The thing is, wanting to end a war and supporting an enemy are not reliably the same thing. It's also not the same thing as not supporting our soldiers. There may well be overlap, but there isn't always. There are some people you can't convince of that--but there are always people who make it harder to try. This is, of course, true of both sides. On the one hand, you got the people who called Vietnam veterans baby-killers. The people who openly consorted with the North Vietnamese government and claimed that all stories of atrocities committed by the Viet Cong were exaggerations at best and probably flat-out lies. Those people polarized the debate. However, so did the people on the other side, the ones who declared that anyone opposed to the war was a traitor, the ones who claimed that all stories of atrocities committed by US soldiers were exaggerations and best and probably flat-out lies. There were, of course, nice, sane people on both sides of the debate, but, as in any contentious situation, it's the lunatic fringe that gets noticed.

Hearts and Minds seems sane and rational, though I'm told the filmmaker, Peter Davis, read a message from the North Vietnamese government as part of his acceptance speech. So there's that. And it's certainly a biased film--the contrast of General Westmoreland explaining that "Orientals" don't place the same value on human life as Americans being intercut with a Vietnamese funeral and the grief connected to it kind of shows that, I think. Most of the film is intended to show the problems of our occupation of Vietnam. Many of those interviewed are veterans, but mostly the kind of veterans who were protesting the war. The few others are primarily used as contrast.

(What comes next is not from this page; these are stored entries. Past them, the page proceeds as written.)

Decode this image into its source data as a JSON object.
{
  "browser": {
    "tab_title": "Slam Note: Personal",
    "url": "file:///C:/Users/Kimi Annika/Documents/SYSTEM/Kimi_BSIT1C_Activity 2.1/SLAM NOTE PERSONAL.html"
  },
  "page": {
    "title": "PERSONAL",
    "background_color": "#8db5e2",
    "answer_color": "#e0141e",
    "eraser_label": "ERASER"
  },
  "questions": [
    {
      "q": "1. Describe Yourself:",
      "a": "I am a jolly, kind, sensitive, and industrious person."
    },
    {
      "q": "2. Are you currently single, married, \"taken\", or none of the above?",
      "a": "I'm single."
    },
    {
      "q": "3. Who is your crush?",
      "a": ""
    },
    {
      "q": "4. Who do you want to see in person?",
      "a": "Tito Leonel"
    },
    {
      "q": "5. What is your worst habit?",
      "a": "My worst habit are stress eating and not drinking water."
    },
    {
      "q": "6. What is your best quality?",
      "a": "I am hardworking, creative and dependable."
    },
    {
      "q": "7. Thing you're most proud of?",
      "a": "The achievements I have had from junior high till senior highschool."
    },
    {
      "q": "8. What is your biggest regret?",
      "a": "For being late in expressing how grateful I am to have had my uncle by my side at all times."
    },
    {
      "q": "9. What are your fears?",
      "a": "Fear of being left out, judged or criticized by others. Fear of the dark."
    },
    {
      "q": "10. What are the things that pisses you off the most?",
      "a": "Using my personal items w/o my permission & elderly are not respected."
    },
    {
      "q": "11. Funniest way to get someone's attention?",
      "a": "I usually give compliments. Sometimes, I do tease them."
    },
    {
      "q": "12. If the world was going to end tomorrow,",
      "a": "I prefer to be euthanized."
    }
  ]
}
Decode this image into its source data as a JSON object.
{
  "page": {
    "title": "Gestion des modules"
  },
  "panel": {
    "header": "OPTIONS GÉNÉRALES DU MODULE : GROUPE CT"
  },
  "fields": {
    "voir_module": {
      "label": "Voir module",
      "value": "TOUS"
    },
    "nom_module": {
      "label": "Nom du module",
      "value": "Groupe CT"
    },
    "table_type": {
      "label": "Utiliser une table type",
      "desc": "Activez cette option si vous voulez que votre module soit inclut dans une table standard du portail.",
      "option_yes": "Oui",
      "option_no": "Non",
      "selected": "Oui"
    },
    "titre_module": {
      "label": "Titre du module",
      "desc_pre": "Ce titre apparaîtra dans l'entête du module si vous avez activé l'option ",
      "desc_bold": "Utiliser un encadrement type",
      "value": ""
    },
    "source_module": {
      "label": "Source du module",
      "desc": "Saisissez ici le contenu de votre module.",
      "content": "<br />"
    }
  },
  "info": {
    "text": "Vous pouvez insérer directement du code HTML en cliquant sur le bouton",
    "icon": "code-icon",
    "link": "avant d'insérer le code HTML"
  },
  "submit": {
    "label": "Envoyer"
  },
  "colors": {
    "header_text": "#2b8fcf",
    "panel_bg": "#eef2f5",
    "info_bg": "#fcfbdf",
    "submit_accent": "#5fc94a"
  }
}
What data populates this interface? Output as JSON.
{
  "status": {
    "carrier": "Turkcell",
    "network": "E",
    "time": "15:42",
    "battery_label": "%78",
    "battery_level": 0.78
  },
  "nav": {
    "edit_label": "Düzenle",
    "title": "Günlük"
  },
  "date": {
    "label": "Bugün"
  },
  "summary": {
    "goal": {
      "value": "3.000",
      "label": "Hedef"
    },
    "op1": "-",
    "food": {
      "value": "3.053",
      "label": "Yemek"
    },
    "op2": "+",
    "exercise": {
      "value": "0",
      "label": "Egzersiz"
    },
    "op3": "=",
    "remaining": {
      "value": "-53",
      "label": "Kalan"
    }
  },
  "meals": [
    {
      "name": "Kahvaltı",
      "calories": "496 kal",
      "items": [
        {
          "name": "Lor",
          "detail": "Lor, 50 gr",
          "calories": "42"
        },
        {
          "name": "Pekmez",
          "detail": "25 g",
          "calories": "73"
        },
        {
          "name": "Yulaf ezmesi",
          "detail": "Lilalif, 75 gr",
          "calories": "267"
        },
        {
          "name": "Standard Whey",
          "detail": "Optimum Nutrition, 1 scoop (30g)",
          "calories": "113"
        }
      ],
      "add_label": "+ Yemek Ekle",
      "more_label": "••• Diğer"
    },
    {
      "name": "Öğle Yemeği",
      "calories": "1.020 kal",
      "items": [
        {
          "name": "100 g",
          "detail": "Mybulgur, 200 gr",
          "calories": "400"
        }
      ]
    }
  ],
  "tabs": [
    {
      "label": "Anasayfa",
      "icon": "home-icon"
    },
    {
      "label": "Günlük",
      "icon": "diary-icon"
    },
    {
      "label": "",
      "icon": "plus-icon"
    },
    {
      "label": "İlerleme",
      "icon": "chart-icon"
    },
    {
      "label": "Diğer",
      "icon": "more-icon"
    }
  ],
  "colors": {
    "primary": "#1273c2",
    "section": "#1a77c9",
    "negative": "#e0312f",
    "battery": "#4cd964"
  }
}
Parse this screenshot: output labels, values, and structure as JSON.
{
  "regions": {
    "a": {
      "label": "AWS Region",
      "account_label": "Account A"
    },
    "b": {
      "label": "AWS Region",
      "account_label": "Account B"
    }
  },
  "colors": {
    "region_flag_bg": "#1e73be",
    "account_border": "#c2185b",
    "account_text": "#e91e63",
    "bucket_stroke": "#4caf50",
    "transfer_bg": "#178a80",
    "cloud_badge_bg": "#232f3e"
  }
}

Now, Westmoreland claimed to have been quoted out of context, and there are those who say that Davis trapped him into making the statement. However, I have to say that I can't think of any context that would have made that statement less reprehensible. I also can't see how anything Davis said would have forced Westmoreland to make that kind of statement. Likewise George Coker, a former American POW, declares that Vietnam would be a very pretty country were it not for the people. Now, I can understand Coker's not being the most happy with the Vietnamese people, especially of course the North Vietnamese. On the other hand, he is committing the falacy of tarring the entire population of the country with the same brush.

It is also true, of course, that the film shows only the American atrocities. We see Phan Thị Kim Phúc, the famous girl photographed running naked down the street, horribly burned by napalm. (Richard Nixon, apparently, believed the photo, and presumably the film of the same event, to be faked.) We see that funeral. We hear veterans talk about the horrible things they saw. But we never actually hear Coker talk about what happened to him. We don't get told how either side treated their prisoners, really. We hear a lot about napalm, but nothing about the Hanoi Hilton. It is a biased film, though I'm kind of curious as to how much of popular culture at the time was biased the other way.

I will admit that I do not much approve of the Vietnam War in retrospect. To be fair, I wasn't there for it. The war is considered to have ended in 1975, more than a year before I was born. I'm not best thrilled with the current war, either, though I'm sure none of you are surprised by that. I like to think that we've gotten better at presenting an unbiased view of things, but I know that we haven't. Then again, hardly anyone in history ever has. We consider our current reporting of World War II to be unbiased, but how often do we consider the perspective of anyone but ourselves and Hitler?